The American Recovery and Reinvestment Act provides for nearly $7 billion in broadband expansion. Money for expanded public access, expanded technological development and expanded use of broadband will begin to roll out in less than four months.
The National Telecommunications and Information Administration (NTIA) announced a timeline for the first round of broadband stimulus funding. On July, 1, the NTIA issued the first Notice of Funding Availability (NOFA) for broadband grants to be released this November. The Broadband Technology Opportunities Program (BTOP), Broadband Initiatives Program (BIP) and the State Broadband Data and Development Grant Program will issue approximately $4 billion in the first of three funding rounds.
In an effort to look at all the pieces on the board, agency leaders from the Paterson administration convened a meeting with community leaders, educational administrators, not-for-profits, and broadband providers to review current funding opportunities for broadband outlined in the NOFA.
“The Paterson administration recognizes we must take every opportunity to maximize federal stimulus funding opportunities to expand broadband in both urban and rural areas.

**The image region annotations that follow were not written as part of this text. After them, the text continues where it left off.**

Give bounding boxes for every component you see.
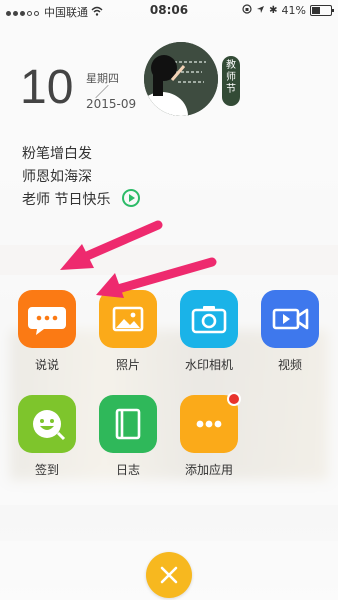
app-label: 日志 bbox=[115, 463, 140, 477]
status-bar: 中国联通 08:06 ✱ 41% bbox=[0, 0, 338, 20]
festival-tag: 教师节 bbox=[222, 56, 240, 106]
more-dots-icon bbox=[180, 392, 241, 453]
close-button[interactable] bbox=[146, 552, 192, 598]
app-watermark-camera[interactable]: 水印相机 bbox=[178, 290, 240, 373]
poem-line-3: 老师 节日快乐 bbox=[22, 192, 111, 208]
app-label: 视频 bbox=[277, 358, 302, 372]
checkin-smile-icon bbox=[18, 395, 76, 453]
poem-line-1: 粉笔增白发 bbox=[22, 146, 92, 162]
bluetooth-icon: ✱ bbox=[269, 5, 278, 16]
camera-icon bbox=[180, 290, 238, 348]
video-icon bbox=[261, 290, 319, 348]
app-label: 说说 bbox=[34, 358, 59, 372]
app-shuoshuo[interactable]: 说说 bbox=[16, 290, 78, 373]
notebook-icon bbox=[99, 395, 157, 453]
app-add[interactable]: 添加应用 bbox=[178, 392, 241, 478]
app-photo[interactable]: 照片 bbox=[97, 290, 159, 373]
battery-icon bbox=[310, 5, 334, 16]
date-day: 10 bbox=[20, 61, 74, 114]
notification-dot bbox=[227, 392, 241, 406]
app-label: 水印相机 bbox=[184, 358, 233, 372]
chat-bubble-icon bbox=[18, 290, 76, 348]
lock-rotation-icon bbox=[242, 4, 252, 17]
play-audio-button[interactable] bbox=[122, 189, 140, 207]
app-label: 照片 bbox=[115, 358, 140, 372]
close-icon bbox=[160, 566, 178, 584]
app-diary[interactable]: 日志 bbox=[97, 395, 159, 478]
photo-icon bbox=[99, 290, 157, 348]
date-year-month: 2015-09 bbox=[86, 97, 137, 111]
teacher-illustration bbox=[144, 42, 218, 116]
app-label: 添加应用 bbox=[184, 463, 233, 477]
app-video[interactable]: 视频 bbox=[259, 290, 321, 373]
app-label: 签到 bbox=[34, 463, 59, 477]
app-checkin[interactable]: 签到 bbox=[16, 395, 78, 478]
poem-line-2: 师恩如海深 bbox=[22, 169, 92, 185]
location-icon bbox=[256, 4, 265, 17]
battery-percent: 41% bbox=[281, 4, 306, 17]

We are making every effort to ensure applicants understand the guidelines and eligibility requirements, and critical timelines for applying for broadband stimulus funds,” Dr. Melodie Mayberry-Stewart, New York State Chief Information Officer and Director of the Office for Technology (OFT), said during the meeting.
The information session, hosted by OFT, the Governor’s Economic Recovery Office, the New York State Public Service Commission, and the New York State Foundation for Science, Technology, and Innovation, outlined the finer points of the NOFA and stressed the importance of adhering to the guidelines provided. “I encourage each of you to read the NOFA, monitor the NYS Broadband Stimulus and federal stimulus websites, attend webinars, and most importantly be certain you have a quality assurance program in place so your applications are not delayed or rejected,” Sharon Cates-Williams, deputy CIO for OFT, said.
Among one of the key issues discussed regarding the NOFA and the state’s pre-existing universal broadband initiative was the state’s mapping status. The New York State Universal Broadband Strategy was initiated to map existing wired broadband availability, as well as help to understand where the unserved and underserved areas remain across the state. During the information session, William Johnson, Assistant Deputy Director of Operations for the Office of Cyber Security and Critical Infrastructure Coordination, provided an update on the mapping project.
“Comprehensive mapping is essential in prioritizing stimulus funding. The statewide mapping initiative is a fluid process and we will continue to revise the broadband coverage and availability maps to reflect updates made by county leaders and service providers,” Mr. Johnson said. “We are at the forefront of this initiative.”
For the state of New York, broadband stimulus money would bolster programs and initiatives already in place, giving the state an advantage when applying for grants, if done properly. For many of those in attendence, these funds represent the future of New York’s workforce and economic well-being.
“Using federal stimulus funds for New York State will accelerate our economic recovery. County leaders remain committed to harness the potential of broadband technology,” Stephen Acquario, executive director of the New York State Association of Counties, said.
“Using these funds for job creation and enhancing law enforcement public safety answering points will help grow local economies and also protect the public.”